Silver "Achaemenid Bowl" (BM)

Commentary
Silver "Achaemenid Bowl" (BM)

Silver Achaemenid bowl, said to have been found near Erzincan in eastern Turkey.  Ht. 11cm, Diam. 17.4cm, Wt. 405.5g. British Museum, BM ANE 123256.  

See J. Curtis and N. Tallis, Forgotten Empire: The World of Ancient Persia (2005), p.117 no. 106.

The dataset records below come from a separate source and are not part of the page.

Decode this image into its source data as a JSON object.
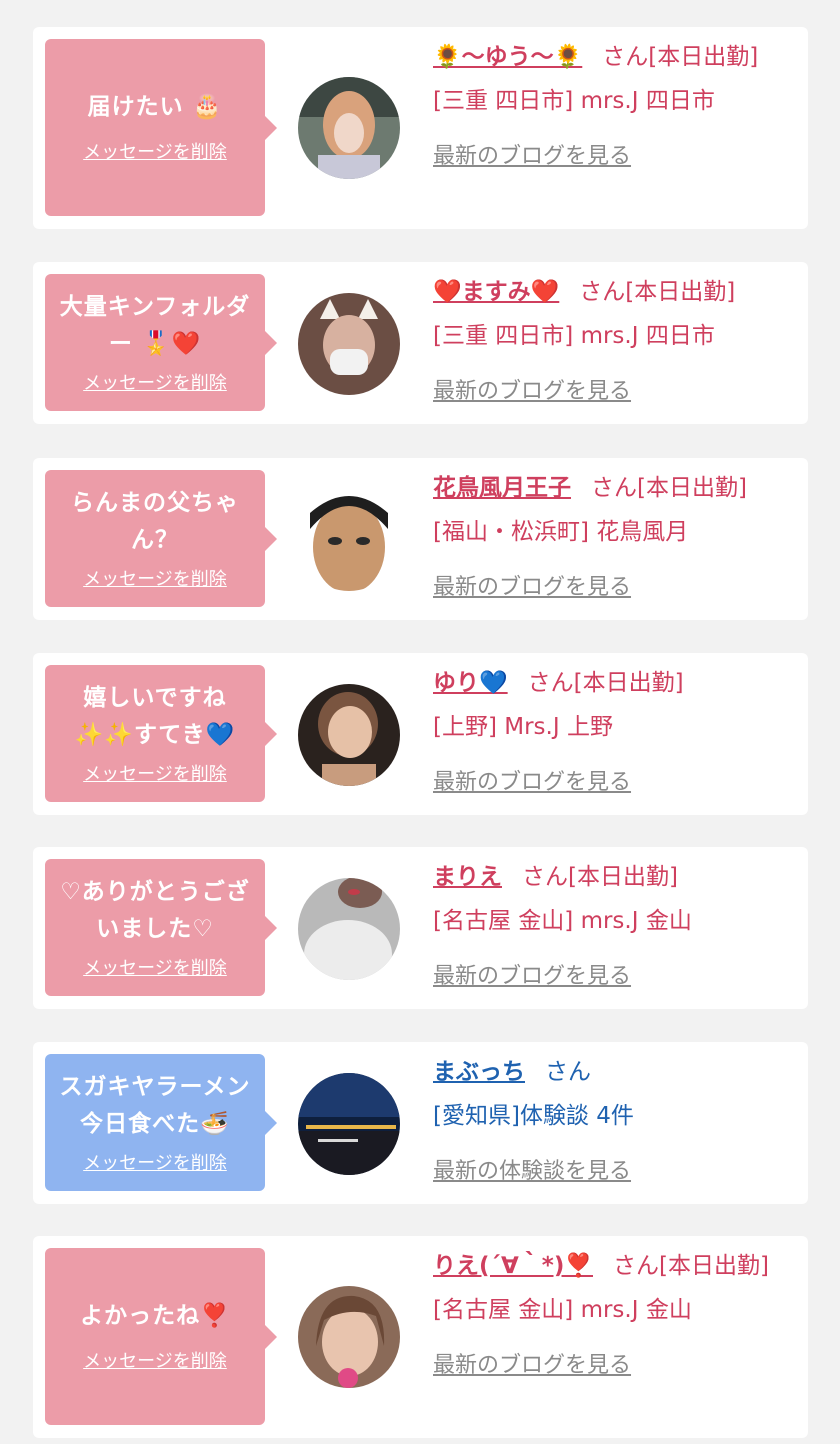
{
  "delete_label": "メッセージを削除",
  "colors": {
    "pink_bubble": "#ec9ca8",
    "blue_bubble": "#8fb4f0",
    "name_pink": "#cf3f5e",
    "name_blue": "#1f62b0",
    "link_gray": "#8a8a8a"
  },
  "cards": [
    {
      "message": "届けたい 🎂",
      "name": "🌻〜ゆう〜🌻",
      "san": "さん[本日出勤]",
      "shop": "[三重 四日市] mrs.J 四日市",
      "blog_link": "最新のブログを見る",
      "bubble_color": "pink",
      "avatar_icon": "woman-photo"
    },
    {
      "message": "大量キンフォルダー 🎖️❤️",
      "name": "❤️ますみ❤️",
      "san": "さん[本日出勤]",
      "shop": "[三重 四日市] mrs.J 四日市",
      "blog_link": "最新のブログを見る",
      "bubble_color": "pink",
      "avatar_icon": "woman-cat-ears-photo"
    },
    {
      "message": "らんまの父ちゃん？",
      "name": "花鳥風月王子",
      "san": "さん[本日出勤]",
      "shop": "[福山・松浜町] 花鳥風月",
      "blog_link": "最新のブログを見る",
      "bubble_color": "pink",
      "avatar_icon": "man-face-photo"
    },
    {
      "message": "嬉しいですね ✨✨すてき💙",
      "name": "ゆり💙",
      "san": "さん[本日出勤]",
      "shop": "[上野] Mrs.J 上野",
      "blog_link": "最新のブログを見る",
      "bubble_color": "pink",
      "avatar_icon": "woman-smiling-photo"
    },
    {
      "message": "♡ありがとうございました♡",
      "name": "まりえ",
      "san": "さん[本日出勤]",
      "shop": "[名古屋 金山] mrs.J 金山",
      "blog_link": "最新のブログを見る",
      "bubble_color": "pink",
      "avatar_icon": "woman-white-photo"
    },
    {
      "message": "スガキヤラーメン今日食べた🍜",
      "name": "まぶっち",
      "san": "さん",
      "shop": "[愛知県]体験談 4件",
      "blog_link": "最新の体験談を見る",
      "bubble_color": "blue",
      "avatar_icon": "night-city-photo"
    },
    {
      "message": "よかったね❣️",
      "name": "りえ(´∀｀*)❣️",
      "san": "さん[本日出勤]",
      "shop": "[名古屋 金山] mrs.J 金山",
      "blog_link": "最新のブログを見る",
      "bubble_color": "pink",
      "avatar_icon": "woman-blurred-photo"
    }
  ]
}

The “Achaemenid bowl” is a deep drinking-vessel with a rounded base and an everted rim flaring outwards from a carination.  The basic shape is already found in seventh-century Neo-Assyrian contexts, but in the late sixth and fifth century BC it becomes one of the most widespread and distinctive Achaemenid bowl-types, found in various materials (gold, silver, bronze, clay, glass) throughout the empire.  Bowls of this type (in slightly varying shapes) are carried by members of four separate delegations on the Persepolis Apadana reliefs: G. Walser, Die Völkerschaften auf den Reliefs von Persepolis (1966), Tafel 43 (Delegation V, Babylonians); Tafel 51 (Delegation VIII, Cilicians); Tafel 59 (Delegation XII, Lydians); Tafel 65 (Delegation XV, Bactrians, with chased decoration).  

The distinctive shape (with a “wobbly” bottom and no handles) reflects a characteristic manner of holding the bowl: as is clear from Achaemenid-period glyptic and relief sculpture, bowls of this kind were balanced precariously on three fingers by the drinker.  This page also includes two examples in bronze from the Deve Hüyük assemblage.

On the “Achaemenid bowl”, see in general E. Dusinberre, ‘Satrapal Sardis: Achaemenid bowls in an Achaemenid capital’, AJA 103/1 (1999), 73-102E. Dusinberre, Empire, Authority and Autonomy in Achaemenid Anatolia (2013), 128-140, with extensive bibliography.  For the “three-finger balancing act”, see M.C. Miller, ‘Manners makyth man: diacritical drinking in Achaemenid Anatolia’, in E. Gruen (ed), Cultural Identity in the Ancient Mediterranean ​(2011), 97-134.